Birleşmiş Milletler Genel
Sekreteri Ban Ki-mun ise Fransa'ya açıkça yardakçılık yapıyor.
Oysa, Birleşmiş Milletler Anasözleşmesi'ne göre, Güvenlik
Konseyi kararlarını yorumlama yetkisi de Güvenlik Konseyi'ne
aittir. Genel Sekreter'in, tek bir devletin veya bir grup devletin,
kararları kendi başlarına yorumlama yetkisi yoktur. Ban Ki-mun'un,
böyle bir yetkisi olmadığı hâlde, Fransa'nın saldırısına
onay vermesi, sömürgeci küstahlıkta sınır tanımayan bir
hukuksuzluktur. Üstelik, Güvenlik Konseyi'nin sürekli 5 üyesinden
biri olan Rusya, Fransa'nın saldırısını açıkça kınamış ve
kararın keyfî biçimde yorumlandığını bildirmişken, Ban
Ki-mun'un Fransa'nın suç ortaklığını yapması, hukuk dışı
davranışta her ölçüyü aştığını gösteriyor.
Libya'ya karşı faşist
savaşın başını çeken Fransa, artık sömürgeci saldırganlığı
kazanılmış hak sayıyor ve yarattığı oldubittilerle dünyayı
19. yüzyılın vahşi ortamına geri döndürüyor. Sömürgeci
saldırganlıkta ABD ve İngiltere'yle yarışıyor.
Bilindiği gibi, Fransa, 19.
ve 20. yüzyılın önde gelen sömürgecilerinden biriydi. Başta
Cezayir ve Tunus olmak üzere birçok Afrika ülkesini, Güneydoğu
Asya'da Vietnam, Kamboçya ve Laos'u, Batı Asya'da Hatay bölgesi
dahil Suriye ve Lübnan'ı sömürgeleştirmişti.
İkinci Dünya Savaşı'ndan
iyice zayıflayarak çıkan Fransa, sömürgelerinde gerçekleştirdiği
katliamlara ve soykırımlara rağmen özellikle Vietnam, Suriye ve
Cezayir halklarının direnişine boyun eğmek ve sömürgelerinin
bağımsızlığını tanımak zorunda kalmıştı.
Fransa, sömürgelerinden
çekildikten sonra, yeni sömürgeciliğe yöneldi. Mali bağımlılık
yaratma, silah satışı, mal ihracı, dış yatırım, iç
çatışmaları körükleme gibi yöntemlerle emperyalist niteliğinin
gereklerini yerine getirmeye devam etti.
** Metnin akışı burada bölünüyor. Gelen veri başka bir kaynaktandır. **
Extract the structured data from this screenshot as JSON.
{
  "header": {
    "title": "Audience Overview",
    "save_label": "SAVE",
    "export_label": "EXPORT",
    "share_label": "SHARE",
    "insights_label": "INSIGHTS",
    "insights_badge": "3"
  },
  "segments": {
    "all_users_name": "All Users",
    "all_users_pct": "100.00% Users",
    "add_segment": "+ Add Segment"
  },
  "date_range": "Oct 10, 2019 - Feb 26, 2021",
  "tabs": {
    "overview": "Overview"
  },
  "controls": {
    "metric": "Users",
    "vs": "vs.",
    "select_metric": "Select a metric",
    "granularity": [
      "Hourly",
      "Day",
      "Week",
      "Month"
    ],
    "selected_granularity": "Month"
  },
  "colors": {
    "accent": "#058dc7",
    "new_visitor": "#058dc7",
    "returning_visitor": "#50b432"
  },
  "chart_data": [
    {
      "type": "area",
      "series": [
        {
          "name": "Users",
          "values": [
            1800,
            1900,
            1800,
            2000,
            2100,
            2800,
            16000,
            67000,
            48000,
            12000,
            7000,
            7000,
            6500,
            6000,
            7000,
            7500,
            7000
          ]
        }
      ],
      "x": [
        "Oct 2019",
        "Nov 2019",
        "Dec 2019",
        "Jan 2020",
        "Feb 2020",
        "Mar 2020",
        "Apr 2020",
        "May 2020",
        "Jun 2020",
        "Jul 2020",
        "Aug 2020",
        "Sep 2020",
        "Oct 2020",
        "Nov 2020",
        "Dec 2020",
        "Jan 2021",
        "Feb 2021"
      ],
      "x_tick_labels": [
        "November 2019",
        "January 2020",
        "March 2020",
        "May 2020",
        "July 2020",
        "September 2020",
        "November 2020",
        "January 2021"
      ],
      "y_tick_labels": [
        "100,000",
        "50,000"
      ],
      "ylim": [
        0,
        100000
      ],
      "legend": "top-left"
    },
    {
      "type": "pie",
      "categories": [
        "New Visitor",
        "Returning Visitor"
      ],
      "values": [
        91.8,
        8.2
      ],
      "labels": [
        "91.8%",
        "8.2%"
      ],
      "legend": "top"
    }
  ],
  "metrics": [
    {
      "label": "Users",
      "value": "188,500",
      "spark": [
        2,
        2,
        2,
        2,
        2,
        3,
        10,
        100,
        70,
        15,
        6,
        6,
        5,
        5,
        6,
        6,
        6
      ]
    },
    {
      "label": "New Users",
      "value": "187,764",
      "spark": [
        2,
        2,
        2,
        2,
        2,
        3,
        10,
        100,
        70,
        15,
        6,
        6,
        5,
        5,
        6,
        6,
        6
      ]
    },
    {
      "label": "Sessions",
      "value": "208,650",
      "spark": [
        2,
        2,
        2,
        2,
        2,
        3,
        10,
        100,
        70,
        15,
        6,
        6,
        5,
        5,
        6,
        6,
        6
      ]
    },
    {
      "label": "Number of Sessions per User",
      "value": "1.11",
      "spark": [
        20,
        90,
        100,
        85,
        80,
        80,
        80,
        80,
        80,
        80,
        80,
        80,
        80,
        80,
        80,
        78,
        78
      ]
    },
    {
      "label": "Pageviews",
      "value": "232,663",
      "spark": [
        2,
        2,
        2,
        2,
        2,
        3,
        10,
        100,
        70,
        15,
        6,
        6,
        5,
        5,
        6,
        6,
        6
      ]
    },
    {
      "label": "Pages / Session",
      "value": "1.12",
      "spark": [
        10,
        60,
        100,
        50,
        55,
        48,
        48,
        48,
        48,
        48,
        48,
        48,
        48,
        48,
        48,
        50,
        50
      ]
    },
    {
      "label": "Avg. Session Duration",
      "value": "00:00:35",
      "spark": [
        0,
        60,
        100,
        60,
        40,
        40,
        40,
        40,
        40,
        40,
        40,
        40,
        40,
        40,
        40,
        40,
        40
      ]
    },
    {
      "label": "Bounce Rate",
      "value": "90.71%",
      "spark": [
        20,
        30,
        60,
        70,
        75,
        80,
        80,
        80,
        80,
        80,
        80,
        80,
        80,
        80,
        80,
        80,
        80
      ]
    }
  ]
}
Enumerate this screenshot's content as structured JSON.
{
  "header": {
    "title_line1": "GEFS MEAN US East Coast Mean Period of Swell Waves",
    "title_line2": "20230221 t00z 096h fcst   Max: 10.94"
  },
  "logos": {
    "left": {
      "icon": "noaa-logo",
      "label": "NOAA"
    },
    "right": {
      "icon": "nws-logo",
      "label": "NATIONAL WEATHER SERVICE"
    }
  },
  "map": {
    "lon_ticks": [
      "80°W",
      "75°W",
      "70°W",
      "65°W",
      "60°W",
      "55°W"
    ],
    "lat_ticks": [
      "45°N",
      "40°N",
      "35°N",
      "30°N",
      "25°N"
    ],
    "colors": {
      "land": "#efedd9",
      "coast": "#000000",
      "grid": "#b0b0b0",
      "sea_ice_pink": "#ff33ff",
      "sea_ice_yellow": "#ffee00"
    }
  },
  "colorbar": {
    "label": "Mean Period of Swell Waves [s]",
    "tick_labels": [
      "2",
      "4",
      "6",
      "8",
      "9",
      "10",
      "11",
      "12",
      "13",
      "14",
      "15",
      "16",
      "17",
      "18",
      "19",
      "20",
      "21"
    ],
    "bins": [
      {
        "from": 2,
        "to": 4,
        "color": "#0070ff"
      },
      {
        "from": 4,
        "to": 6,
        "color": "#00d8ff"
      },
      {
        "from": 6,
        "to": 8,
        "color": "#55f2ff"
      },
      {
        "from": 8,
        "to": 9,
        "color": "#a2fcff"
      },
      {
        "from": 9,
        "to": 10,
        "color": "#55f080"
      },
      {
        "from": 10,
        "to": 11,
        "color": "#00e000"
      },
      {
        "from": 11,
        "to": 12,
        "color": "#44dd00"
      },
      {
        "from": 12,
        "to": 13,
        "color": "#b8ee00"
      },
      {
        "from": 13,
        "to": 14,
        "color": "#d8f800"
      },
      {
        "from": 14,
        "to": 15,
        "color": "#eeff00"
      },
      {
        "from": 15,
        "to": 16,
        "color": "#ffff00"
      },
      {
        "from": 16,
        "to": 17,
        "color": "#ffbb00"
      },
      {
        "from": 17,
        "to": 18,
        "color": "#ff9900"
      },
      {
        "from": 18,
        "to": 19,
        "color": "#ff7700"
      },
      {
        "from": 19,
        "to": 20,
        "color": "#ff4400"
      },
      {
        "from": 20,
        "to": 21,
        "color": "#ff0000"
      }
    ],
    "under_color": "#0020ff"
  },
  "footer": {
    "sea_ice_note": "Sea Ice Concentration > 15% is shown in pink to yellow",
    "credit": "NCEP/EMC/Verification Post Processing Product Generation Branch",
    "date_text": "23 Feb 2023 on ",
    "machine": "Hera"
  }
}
Ne var ki, NATO'nun askerî
kanadından çekilerek, Sovyetler Birliği ve Çin'le iyi ilişkiler
kurarak, bağlantısız ülkelerle yakınlaşarak eski kötülüklerini
bir süre unutturmayı, emperyalist imajını bir ölçüde örtmeyi
başardı.
ABD'nin Afganistan, Kosova
ve Irak işgaliyle başlattığı yeniden işgalci sömürgeciliğe
dönüş kampanyasıyla cesaretlenen Fransa da, askeri yayılmacılık,
saldırı ve işgal yolunu seçti. ABD'yle iyice yakınlaştı.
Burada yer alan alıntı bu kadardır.